Dari kampung Duduk Bawah, saat itu hanya tiga orang yang disekolahkan orang tuanya. Itu pun Jumilah sendiri yang perempuan. Menjelang kenaikan kelas, Kepala Sekolah minta sumbangan Rp 4.000 untuk membangun tembok halaman sekolah. Orang tuanya menolak memberikan lantaran tak memilik uang untuk menyumbang. Jumilah pun disuruh berhenti sekolah.
Sejak itu, anak bungsu dari 7 bersaudara pasangan Haris dan Nurisah itu membantu ibu dan ayahnya, mencari kayu bakar di hutan tak jauh dari kampungnya. dua tahun berhenti sekolah, ia bekerja sebagai pembantu rumah tangga (PRT). Majikannya sering memarahi karena Jumilah sering tekor jika disuruhnya berbelanja ke pasar. Ia sadar, ia tak bisa berhitung. Juga membaca dan menulis. Akibat seringnya melakukan kesalahan, maka Jumilah diberhentikan dari pekerjaannya.
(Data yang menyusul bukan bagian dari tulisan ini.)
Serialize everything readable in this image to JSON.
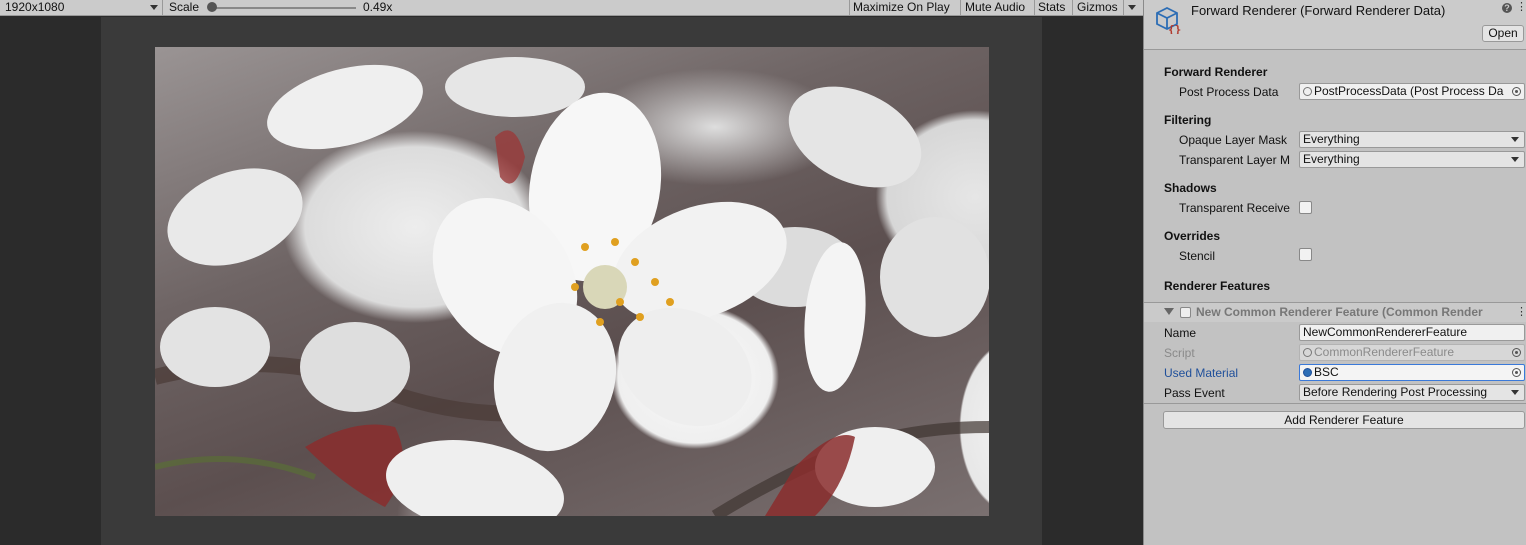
{
  "game_view": {
    "resolution": "1920x1080",
    "scale_label": "Scale",
    "scale_value": "0.49x",
    "scale_level": 0.0,
    "buttons": {
      "maximize": "Maximize On Play",
      "mute": "Mute Audio",
      "stats": "Stats",
      "gizmos": "Gizmos"
    },
    "icons": [
      "resolution-caret-icon",
      "gizmos-caret-icon"
    ],
    "image": "cherry-blossom-photo"
  },
  "inspector": {
    "title": "Forward Renderer (Forward Renderer Data)",
    "help_glyph": "?",
    "menu_glyph": "⋮",
    "open_button": "Open",
    "sections": {
      "forward_renderer": {
        "heading": "Forward Renderer",
        "post_process_label": "Post Process Data",
        "post_process_value": "PostProcessData (Post Process Da"
      },
      "filtering": {
        "heading": "Filtering",
        "opaque_label": "Opaque Layer Mask",
        "opaque_value": "Everything",
        "transparent_label": "Transparent Layer M",
        "transparent_value": "Everything"
      },
      "shadows": {
        "heading": "Shadows",
        "receive_label": "Transparent Receive",
        "receive_checked": false
      },
      "overrides": {
        "heading": "Overrides",
        "stencil_label": "Stencil",
        "stencil_checked": false
      },
      "renderer_features": {
        "heading": "Renderer Features"
      }
    },
    "feature": {
      "title": "New Common Renderer Feature (Common Render",
      "enabled": false,
      "name_label": "Name",
      "name_value": "NewCommonRendererFeature",
      "script_label": "Script",
      "script_value": "CommonRendererFeature",
      "material_label": "Used Material",
      "material_value": "BSC",
      "pass_event_label": "Pass Event",
      "pass_event_value": "Before Rendering Post Processing"
    },
    "add_feature_button": "Add Renderer Feature",
    "colors": {
      "label_highlight": "#1f4f9a",
      "focus_border": "#3a79d9",
      "asset_icon_blue": "#2c6db5",
      "asset_icon_red": "#b03a2e"
    }
  }
}
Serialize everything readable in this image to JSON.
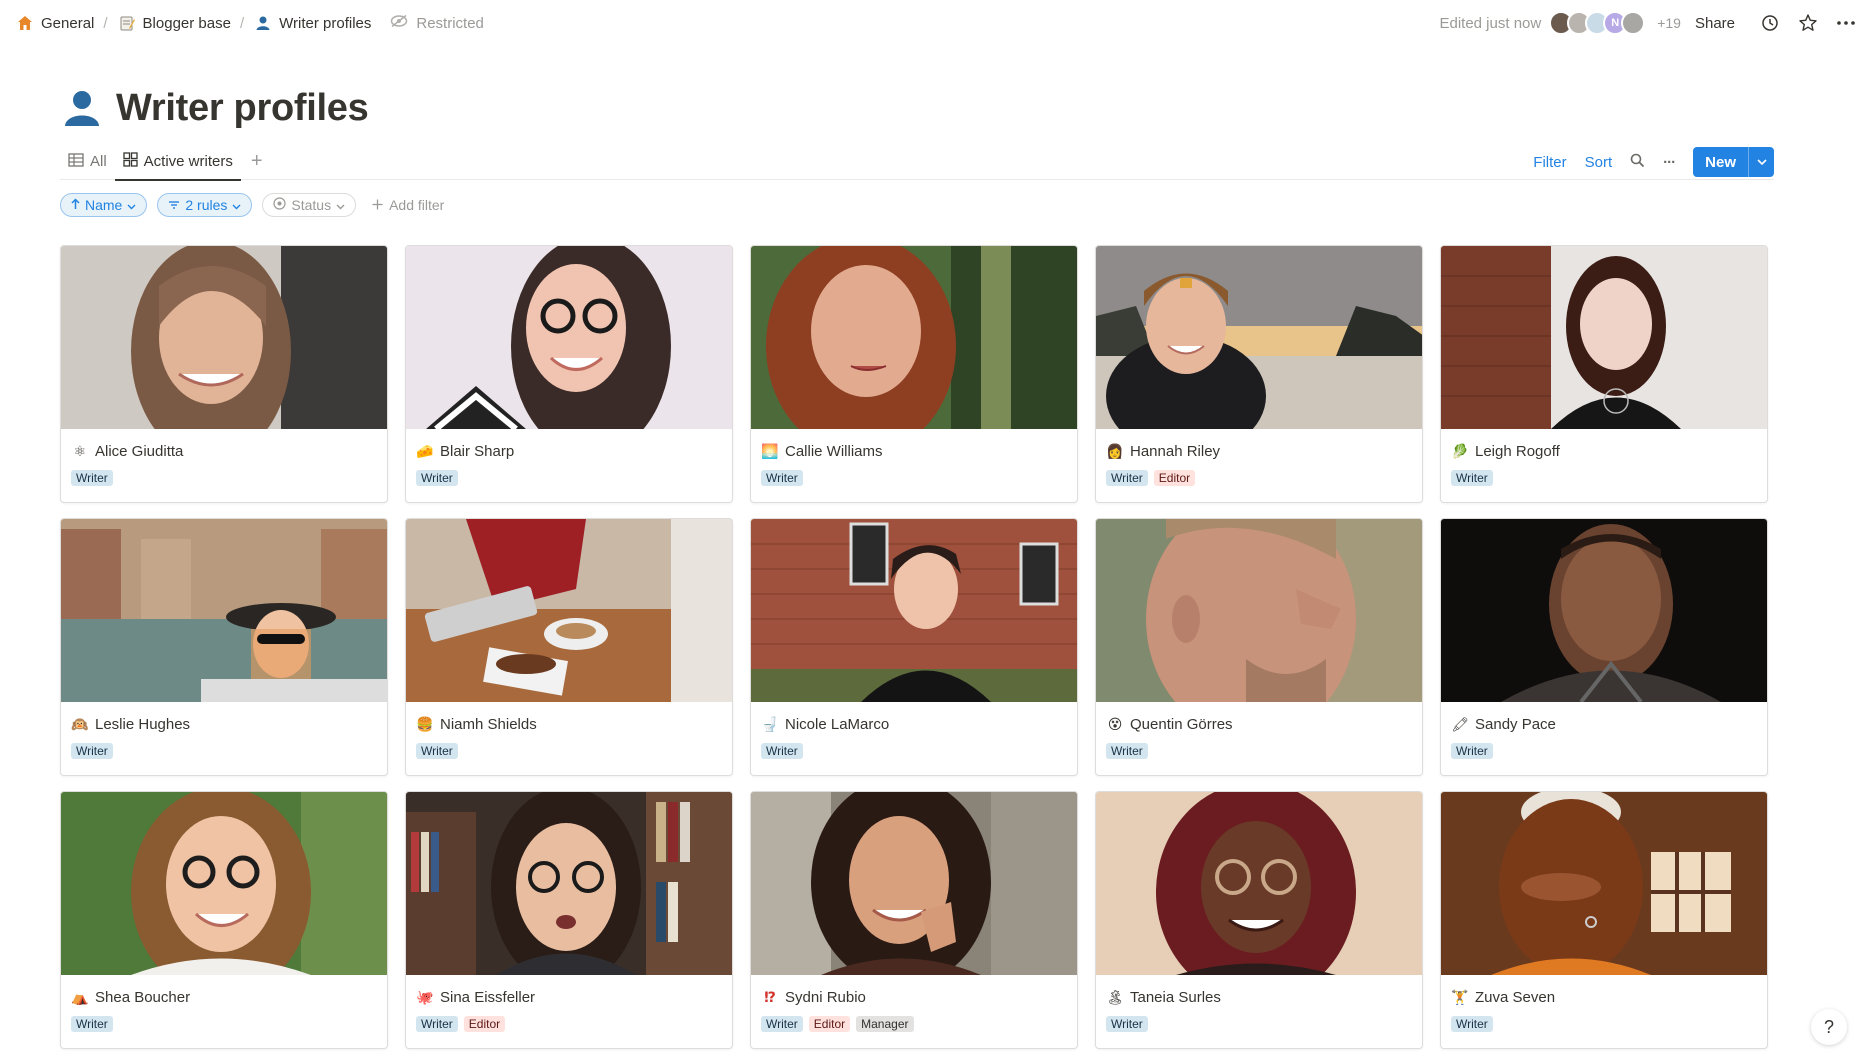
{
  "breadcrumb": [
    {
      "label": "General",
      "icon": "house-icon",
      "color": "#e8862a"
    },
    {
      "label": "Blogger base",
      "icon": "memo-icon"
    },
    {
      "label": "Writer profiles",
      "icon": "person-icon"
    }
  ],
  "restricted_label": "Restricted",
  "header": {
    "edited": "Edited just now",
    "extra_collaborators": "+19",
    "avatar_letter": "N",
    "share_label": "Share"
  },
  "page": {
    "title": "Writer profiles"
  },
  "views": {
    "tabs": [
      {
        "label": "All",
        "icon": "table-icon",
        "active": false
      },
      {
        "label": "Active writers",
        "icon": "gallery-icon",
        "active": true
      }
    ],
    "add_symbol": "+",
    "filter_label": "Filter",
    "sort_label": "Sort",
    "more_symbol": "···",
    "new_label": "New"
  },
  "filters": {
    "sort_pill": "Name",
    "rules_pill": "2 rules",
    "status_pill": "Status",
    "add_filter": "Add filter"
  },
  "colors": {
    "accent": "#2383e2",
    "writer_tag": "#d3e5ef",
    "editor_tag": "#ffe2dd",
    "manager_tag": "#e3e2e0"
  },
  "cards": [
    {
      "name": "Alice Giuditta",
      "emoji": "⚛",
      "tags": [
        "Writer"
      ]
    },
    {
      "name": "Blair Sharp",
      "emoji": "🧀",
      "tags": [
        "Writer"
      ]
    },
    {
      "name": "Callie Williams",
      "emoji": "🌅",
      "tags": [
        "Writer"
      ]
    },
    {
      "name": "Hannah Riley",
      "emoji": "👩",
      "tags": [
        "Writer",
        "Editor"
      ]
    },
    {
      "name": "Leigh Rogoff",
      "emoji": "🥬",
      "tags": [
        "Writer"
      ]
    },
    {
      "name": "Leslie Hughes",
      "emoji": "🙉",
      "tags": [
        "Writer"
      ]
    },
    {
      "name": "Niamh Shields",
      "emoji": "🍔",
      "tags": [
        "Writer"
      ]
    },
    {
      "name": "Nicole LaMarco",
      "emoji": "🚽",
      "tags": [
        "Writer"
      ]
    },
    {
      "name": "Quentin  Görres",
      "emoji": "😵",
      "tags": [
        "Writer"
      ]
    },
    {
      "name": "Sandy Pace",
      "emoji": "🖍",
      "tags": [
        "Writer"
      ]
    },
    {
      "name": "Shea Boucher",
      "emoji": "⛺",
      "tags": [
        "Writer"
      ]
    },
    {
      "name": "Sina Eissfeller",
      "emoji": "🐙",
      "tags": [
        "Writer",
        "Editor"
      ]
    },
    {
      "name": "Sydni Rubio",
      "emoji": "⁉",
      "tags": [
        "Writer",
        "Editor",
        "Manager"
      ]
    },
    {
      "name": "Taneia Surles",
      "emoji": "🏝",
      "tags": [
        "Writer"
      ]
    },
    {
      "name": "Zuva Seven",
      "emoji": "🏋",
      "tags": [
        "Writer"
      ]
    }
  ],
  "help_symbol": "?"
}
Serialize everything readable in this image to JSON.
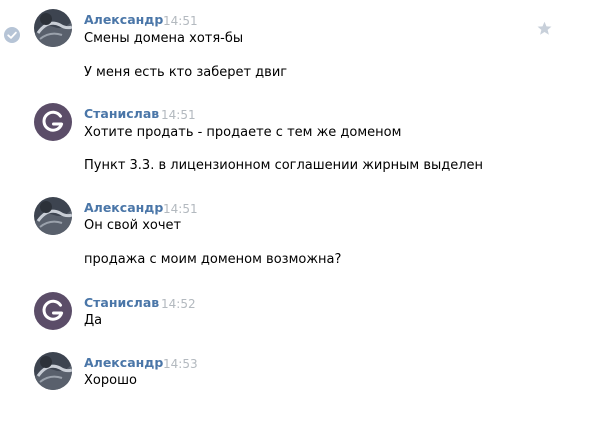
{
  "colors": {
    "author_name": "#4a76a8",
    "timestamp": "#b3b9bf",
    "message_text": "#000000",
    "avatar_g_bg": "#5b4d68",
    "star": "#c8d0da",
    "read_check_bg": "#b6c4d6"
  },
  "icons": {
    "star": "star-icon",
    "read_indicator": "check-circle-icon"
  },
  "messages": [
    {
      "author": "Александр",
      "time": "14:51",
      "avatar": "photo",
      "lines": [
        "Смены домена хотя-бы",
        "У меня есть кто заберет двиг"
      ]
    },
    {
      "author": "Станислав",
      "time": "14:51",
      "avatar": "letter-g",
      "lines": [
        "Хотите продать - продаете с тем же доменом",
        "Пункт 3.3. в лицензионном соглашении жирным выделен"
      ]
    },
    {
      "author": "Александр",
      "time": "14:51",
      "avatar": "photo",
      "lines": [
        "Он свой хочет",
        "продажа с моим доменом возможна?"
      ]
    },
    {
      "author": "Станислав",
      "time": "14:52",
      "avatar": "letter-g",
      "lines": [
        "Да"
      ]
    },
    {
      "author": "Александр",
      "time": "14:53",
      "avatar": "photo",
      "lines": [
        "Хорошо"
      ]
    }
  ]
}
Jumilah pun kembali masuk hutan membantu ibunya mencari kayu bakar untuk menyambung hidup. Tak terasa pada tahun 1995, Jumilah sudah beranjak menjadi gadis. Dan pada tahun itu juga ia disunting Ishak (kini 34 tahun)) pemuda pujaannya. sejak itu ia hidup sebagai ibu rumah tangga. Dari perkawinannya dengan Ishak, Jumilah dikaruniai 3 anak. Yang sulung kini sudah duduk di kelas XII SMA. Adiknya, SMP kelas VIII dan si bungsu baru 2 tahun.
PELAJARI BACA TULIS SAAT ANAK BELAJAR
Kisah hidup Jumilah menjadi menarik lantaran ia memendam semangat untuk belajar. Kendati sudah tidak muda lagi. Maka ketika anak sulungnya duduk di kelas II SD, diam-diam ia mengikuti anaknya mengerjakan PR (Pekerjaan Rumah). Bahkan menghafal abjad dari A ke Z, ia pelajari dari anaknya. Sampai suatu ketika, anaknya sebel pada ibunya. "Ibu belajar begini-begini sudah ketinggalan zaman. Orang tua tidak usah mengikuti pelajaran anak-anak," kata anaknya yang ditirukan Jumilah dengan tersenyum geli mengingatnya.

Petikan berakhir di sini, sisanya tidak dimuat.